The app is free on both platforms, so it hasn’t been a cash cow for the creators — however, there are three print issues available and the first has sold out.

Nonetheless, it’s an impressive feat for a relatively unknown indie comic. The downloadable version has many bells and whistles, says Robot Comics.

Robot 13 was the first comic on either iTunes or Android to combine frame-by-frame animation, a wide-range of transition effects, and vibration into a single package.

“We’ve since gone even further with our Scott Pilgrim app,” Baxter adds.  “But Robot 13 was and is a ground-breaking beginning for pushing the boundaries on what a mobile comic can be.  And I think readers are responding to that, as well as the incredible quality of Tom and Daniel’s craftsmanship.”


A ROBOT 13 preview video is available here, and a traditional preview is here.

1 COMMENT

  1. The App may be free, but the content you pay for. Only 99 cents for issues 2 and 3, if I remember.

    It’s a fantastic series; moody, intriguing and entertaining. I’d love to see more.

  2. Interesting. I have a few books on myebooks and two of them are closing in on 60,000 downloads.

    Again, they’re free and not really sure how they translate into sales of the collections. Hard to determine but I just wonder who all these people are.

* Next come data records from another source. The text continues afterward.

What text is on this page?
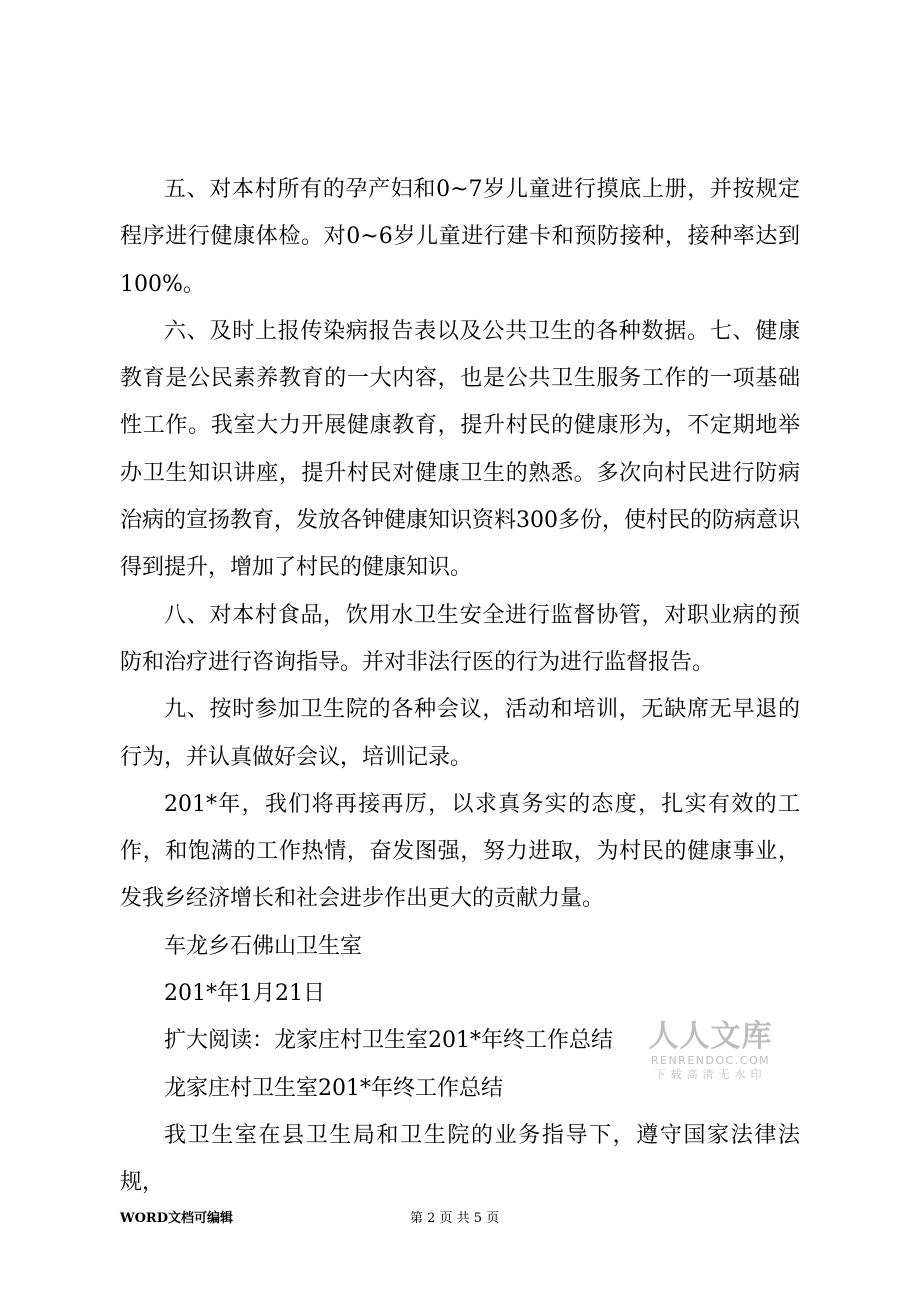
五、对本村所有的孕产妇和0~7岁儿童进行摸底上册，并按规定程序进行健康体检。对0~6岁儿童进行建卡和预防接种，接种率达到100%。

六、及时上报传染病报告表以及公共卫生的各种数据。七、健康教育是公民素养教育的一大内容，也是公共卫生服务工作的一项基础性工作。我室大力开展健康教育，提升村民的健康形为，不定期地举办卫生知识讲座，提升村民对健康卫生的熟悉。多次向村民进行防病治病的宣扬教育，发放各钟健康知识资料300多份，使村民的防病意识得到提升，增加了村民的健康知识。

八、对本村食品，饮用水卫生安全进行监督协管，对职业病的预防和治疗进行咨询指导。并对非法行医的行为进行监督报告。

九、按时参加卫生院的各种会议，活动和培训，无缺席无早退的行为，并认真做好会议，培训记录。

201*年，我们将再接再厉，以求真务实的态度，扎实有效的工作，和饱满的工作热情，奋发图强，努力进取，为村民的健康事业，发我乡经济增长和社会进步作出更大的贡献力量。

车龙乡石佛山卫生室

201*年1月21日

扩大阅读：龙家庄村卫生室201*年终工作总结

龙家庄村卫生室201*年终工作总结

我卫生室在县卫生局和卫生院的业务指导下，遵守国家法律法规，

人人文库
RENRENDOC.COM
下载高清无水印
WORD文档可编辑	第 2 页 共 5 页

  3. As someone else has noted, the first issue is free and the recent are $.99, it would be interesting to know what percentage of that 100,000 are people buying issues 2 and 3.

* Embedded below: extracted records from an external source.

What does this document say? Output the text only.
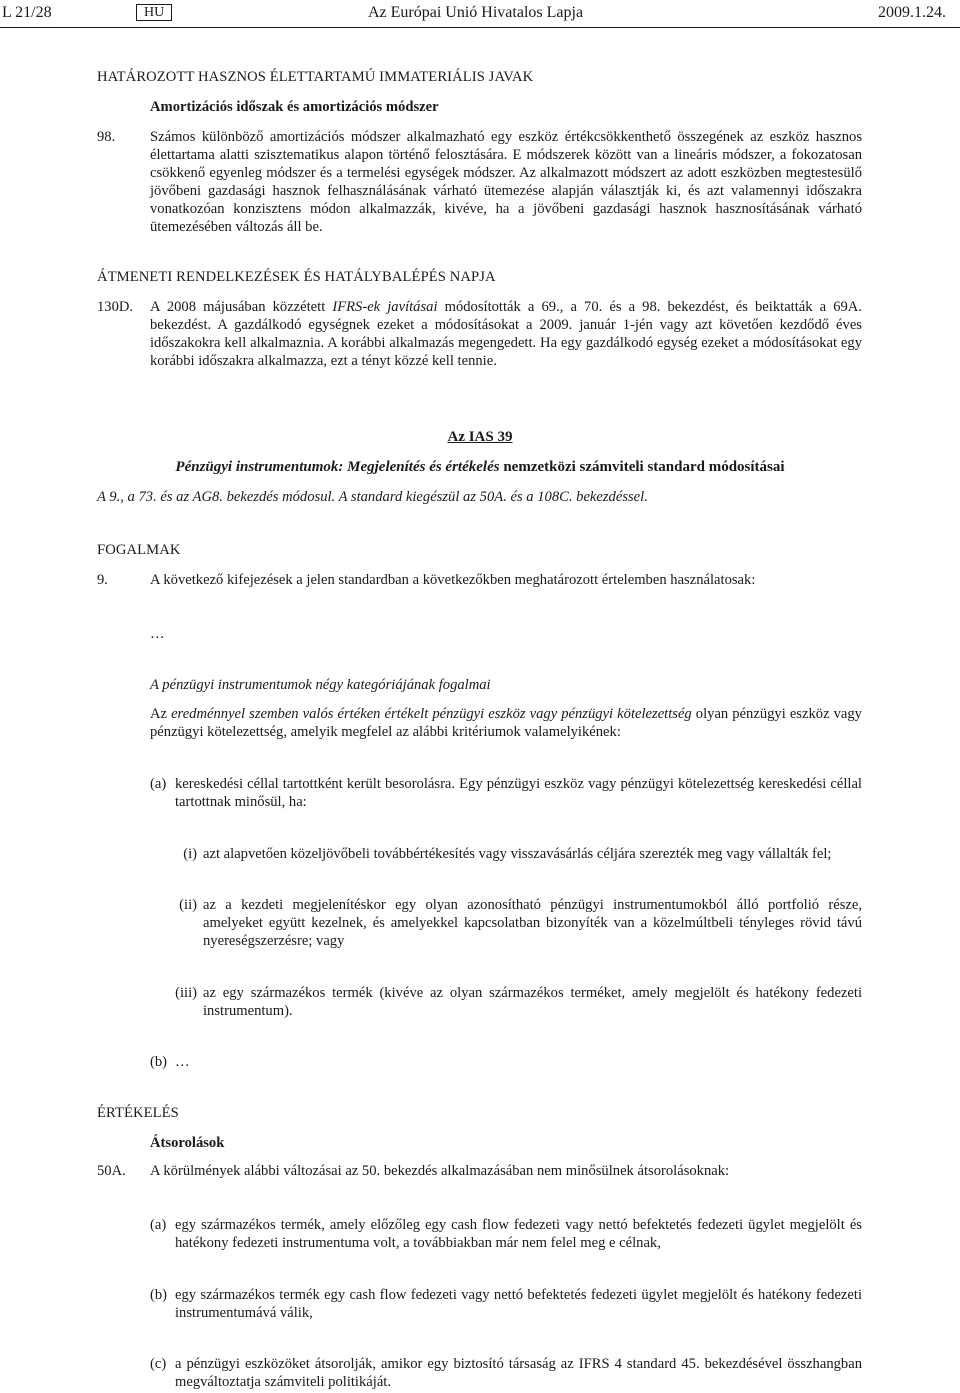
L 21/28	HU	Az Európai Unió Hivatalos Lapja	2009.1.24.
HATÁROZOTT HASZNOS ÉLETTARTAMÚ IMMATERIÁLIS JAVAK
Amortizációs időszak és amortizációs módszer
98. Számos különböző amortizációs módszer alkalmazható egy eszköz értékcsökkenthető összegének az eszköz hasznos élettartama alatti szisztematikus alapon történő felosztására. E módszerek között van a lineáris módszer, a fokozatosan csökkenő egyenleg módszer és a termelési egységek módszer. Az alkalmazott módszert az adott eszközben megtestesülő jövőbeni gazdasági hasznok felhasználásának várható ütemezése alapján választják ki, és azt valamennyi időszakra vonatkozóan konzisztens módon alkalmazzák, kivéve, ha a jövőbeni gazdasági hasznok hasznosításának várható ütemezésében változás áll be.
ÁTMENETI RENDELKEZÉSEK ÉS HATÁLYBALÉPÉS NAPJA
130D. A 2008 májusában közzétett IFRS-ek javításai módosították a 69., a 70. és a 98. bekezdést, és beiktatták a 69A. bekezdést. A gazdálkodó egységnek ezeket a módosításokat a 2009. január 1-jén vagy azt követően kezdődő éves időszakokra kell alkalmaznia. A korábbi alkalmazás megengedett. Ha egy gazdálkodó egység ezeket a módosításokat egy korábbi időszakra alkalmazza, ezt a tényt közzé kell tennie.
Az IAS 39
Pénzügyi instrumentumok: Megjelenítés és értékelés nemzetközi számviteli standard módosításai
A 9., a 73. és az AG8. bekezdés módosul. A standard kiegészül az 50A. és a 108C. bekezdéssel.
FOGALMAK
9.	A következő kifejezések a jelen standardban a következőkben meghatározott értelemben használatosak:
…
A pénzügyi instrumentumok négy kategóriájának fogalmai
Az eredménnyel szemben valós értéken értékelt pénzügyi eszköz vagy pénzügyi kötelezettség olyan pénzügyi eszköz vagy pénzügyi kötelezettség, amelyik megfelel az alábbi kritériumok valamelyikének:
(a) kereskedési céllal tartottként került besorolásra. Egy pénzügyi eszköz vagy pénzügyi kötelezettség kereskedési céllal tartottnak minősül, ha:
(i) azt alapvetően közeljövőbeli továbbértékesítés vagy visszavásárlás céljára szerezték meg vagy vállalták fel;
(ii) az a kezdeti megjelenítéskor egy olyan azonosítható pénzügyi instrumentumokból álló portfolió része, amelyeket együtt kezelnek, és amelyekkel kapcsolatban bizonyíték van a közelmúltbeli tényleges rövid távú nyereségszerzésre; vagy
(iii) az egy származékos termék (kivéve az olyan származékos terméket, amely megjelölt és hatékony fedezeti instrumentum).
(b) …
ÉRTÉKELÉS
Átsorolások
50A. A körülmények alábbi változásai az 50. bekezdés alkalmazásában nem minősülnek átsorolásoknak:
(a) egy származékos termék, amely előzőleg egy cash flow fedezeti vagy nettó befektetés fedezeti ügylet megjelölt és hatékony fedezeti instrumentuma volt, a továbbiakban már nem felel meg e célnak,
(b) egy származékos termék egy cash flow fedezeti vagy nettó befektetés fedezeti ügylet megjelölt és hatékony fedezeti instrumentumává válik,
(c) a pénzügyi eszközöket átsorolják, amikor egy biztosító társaság az IFRS 4 standard 45. bekezdésével összhangban megváltoztatja számviteli politikáját.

  4. Completely, totally, and utterly unscientific guesswork:

    1) Let’s assume 100K is the total downloads for the free as well as the .99 issues.
    2) Let’s say around 70K of those are downloads are the free issue.
    3) And finally, let’s say the creators get somewhere around 30% of the dowload price (different e-publishers have different scales, but I don’t think 30% is too off the mark)

    That puts their earnings on a little know indie comic at around $9000. An amazingly healthy profit that probably beats that of 95% of print comics.

    More power to them. This is great news!

  5. Only Robot Comics can really answer this, but I’d guess that the pay to free ratio is a lot lower than that. 3 out of every 7 people ponying up the 99 cents for the next issue is very optimistic.

    Can someone from Robot tell us how many of those 100K were freebies?

    I know I bought the third issue through Robot. Haven’t seen a print copy yet (although I do have the first two in print.)